Price action ticks higher. Our bias stands firm at Buyer’s Caution, as it has for more than a month now.
The one obvious thing about this market environment is a reluctance from large, institutional funds to sell in any meaningful way. The reasons to sell are strong – convincing enough to believe we’ll see some serious carnage before the year is out. Until then, we call it as we see it. Best to stay defensive and not risk shorts just yet.
We’ll be there when it happens.
No doubt there’s a good deal of short covering going on as the major indexes give a stellar rally Thursday. I suppose this is why we’ve held back from an outright bearish bias, though we still remain cautious bulls.

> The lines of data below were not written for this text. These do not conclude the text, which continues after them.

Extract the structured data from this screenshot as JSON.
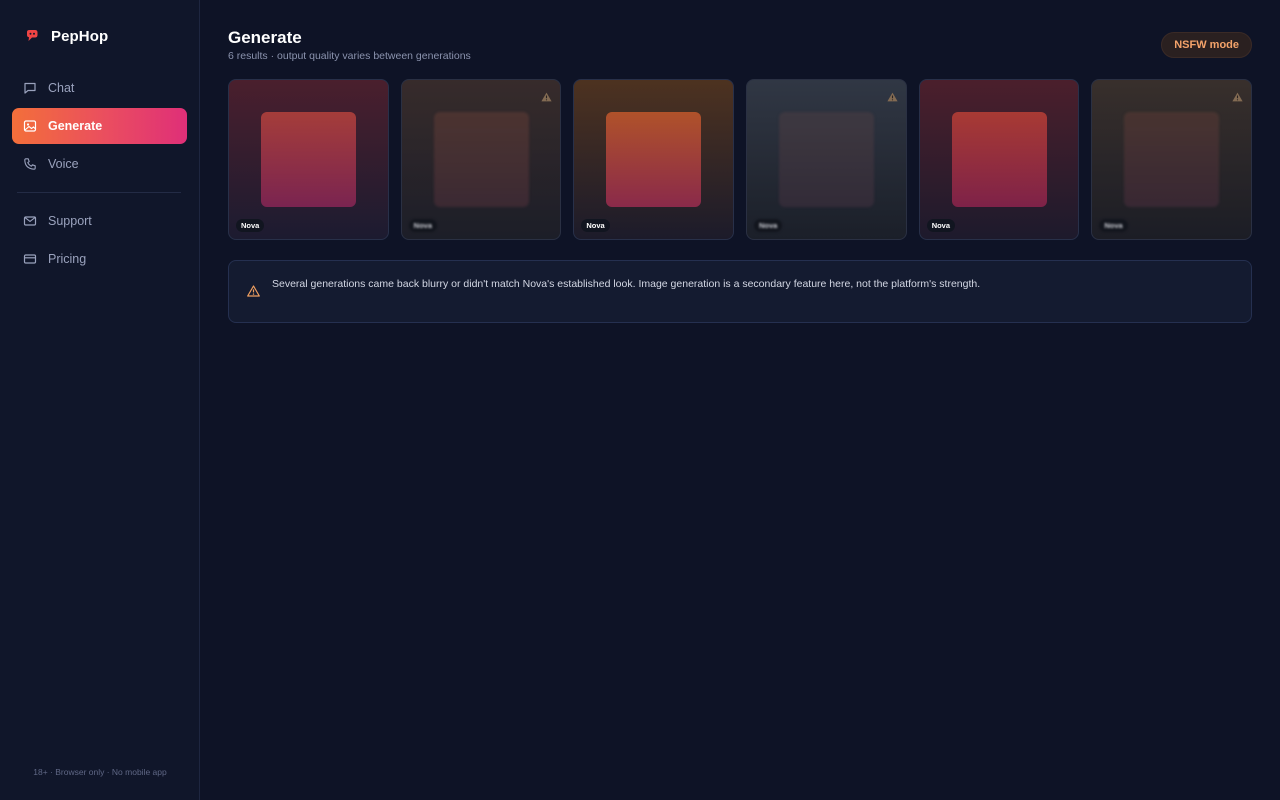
{
  "brand": {
    "name": "PepHop",
    "accent": "#ef4444"
  },
  "nav": {
    "primary": [
      {
        "label": "Chat",
        "icon": "chat-bubble-icon",
        "active": false
      },
      {
        "label": "Generate",
        "icon": "image-icon",
        "active": true
      },
      {
        "label": "Voice",
        "icon": "phone-icon",
        "active": false
      }
    ],
    "secondary": [
      {
        "label": "Support",
        "icon": "mail-icon"
      },
      {
        "label": "Pricing",
        "icon": "credit-card-icon"
      }
    ]
  },
  "sidebar_footer": "18+ · Browser only · No mobile app",
  "page": {
    "title": "Generate",
    "subtitle": "6 results · output quality varies between generations",
    "nsfw_label": "NSFW mode"
  },
  "results": [
    {
      "tag": "Nova",
      "warning": false,
      "bg_top": "#4a1f2d",
      "bg_bottom": "#1c1b30",
      "inner_top": "#a53d3a",
      "inner_bottom": "#7a2450"
    },
    {
      "tag": "Nova",
      "warning": true,
      "bg_top": "#3a2a2a",
      "bg_bottom": "#1b1e2b",
      "inner_top": "#5d3630",
      "inner_bottom": "#4b2a38"
    },
    {
      "tag": "Nova",
      "warning": false,
      "bg_top": "#4d3220",
      "bg_bottom": "#1c1b2a",
      "inner_top": "#b0522a",
      "inner_bottom": "#8a2a4a"
    },
    {
      "tag": "Nova",
      "warning": true,
      "bg_top": "#2e3748",
      "bg_bottom": "#1a1f2c",
      "inner_top": "#463a44",
      "inner_bottom": "#3c2c3e"
    },
    {
      "tag": "Nova",
      "warning": false,
      "bg_top": "#4b1f2c",
      "bg_bottom": "#1d1a2c",
      "inner_top": "#a83a34",
      "inner_bottom": "#7e2248"
    },
    {
      "tag": "Nova",
      "warning": true,
      "bg_top": "#3a2f2a",
      "bg_bottom": "#1b1d28",
      "inner_top": "#573630",
      "inner_bottom": "#45293a"
    }
  ],
  "notice": {
    "icon": "warning-triangle-icon",
    "text": "Several generations came back blurry or didn't match Nova's established look. Image generation is a secondary feature here, not the platform's strength."
  },
  "colors": {
    "warning": "#f0a060",
    "background": "#0e1326"
  }
}
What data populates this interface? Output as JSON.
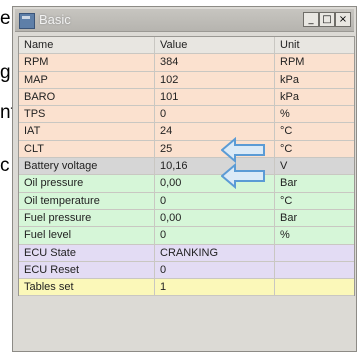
{
  "background_fragments": [
    "e",
    "g.",
    "nt",
    "c"
  ],
  "window": {
    "title": "Basic",
    "buttons": {
      "minimize": "_",
      "maximize": "□",
      "close": "×"
    }
  },
  "table": {
    "headers": [
      "Name",
      "Value",
      "Unit"
    ],
    "rows": [
      {
        "name": "RPM",
        "value": "384",
        "unit": "RPM",
        "group": "engine"
      },
      {
        "name": "MAP",
        "value": "102",
        "unit": "kPa",
        "group": "engine"
      },
      {
        "name": "BARO",
        "value": "101",
        "unit": "kPa",
        "group": "engine"
      },
      {
        "name": "TPS",
        "value": "0",
        "unit": "%",
        "group": "engine"
      },
      {
        "name": "IAT",
        "value": "24",
        "unit": "°C",
        "group": "engine"
      },
      {
        "name": "CLT",
        "value": "25",
        "unit": "°C",
        "group": "engine"
      },
      {
        "name": "Battery voltage",
        "value": "10,16",
        "unit": "V",
        "group": "battery"
      },
      {
        "name": "Oil pressure",
        "value": "0,00",
        "unit": "Bar",
        "group": "fluids"
      },
      {
        "name": "Oil temperature",
        "value": "0",
        "unit": "°C",
        "group": "fluids"
      },
      {
        "name": "Fuel pressure",
        "value": "0,00",
        "unit": "Bar",
        "group": "fluids"
      },
      {
        "name": "Fuel level",
        "value": "0",
        "unit": "%",
        "group": "fluids"
      },
      {
        "name": "ECU State",
        "value": "CRANKING",
        "unit": "",
        "group": "ecu"
      },
      {
        "name": "ECU Reset",
        "value": "0",
        "unit": "",
        "group": "ecu"
      },
      {
        "name": "Tables set",
        "value": "1",
        "unit": "",
        "group": "tables"
      }
    ]
  },
  "group_colors": {
    "engine": "#fbe1cf",
    "battery": "#d6d6d6",
    "fluids": "#d6f6d8",
    "ecu": "#e3dcf4",
    "tables": "#fbf8b9"
  },
  "annotations": {
    "arrow_color": "#5b9bd5",
    "arrow_fill": "#dbeaf7"
  }
}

The fundamental reasons to buy right now are not that strong. Let’s look at what kind of follow through from top Growth Stocks and other market leaders give these next few sessions. The Semiconductors ($SOX) broke out convincingly today, they too will also be a good measure of the environment going forward.
One of our favorite bellwethers, the Semiconductor Index ($SOX), isn’t giving much of a tell these days. Recent carnage of bulls and bears trading this vehicle are likely to have created a game of “you go first.”
Seeing as how the Semis tend to endorse broader market trends, we’re looking at this environment as a risky one for bulls, despite the fact that the Semis remain in a technical uptrend as the $SOX hugs its 50-day moving average.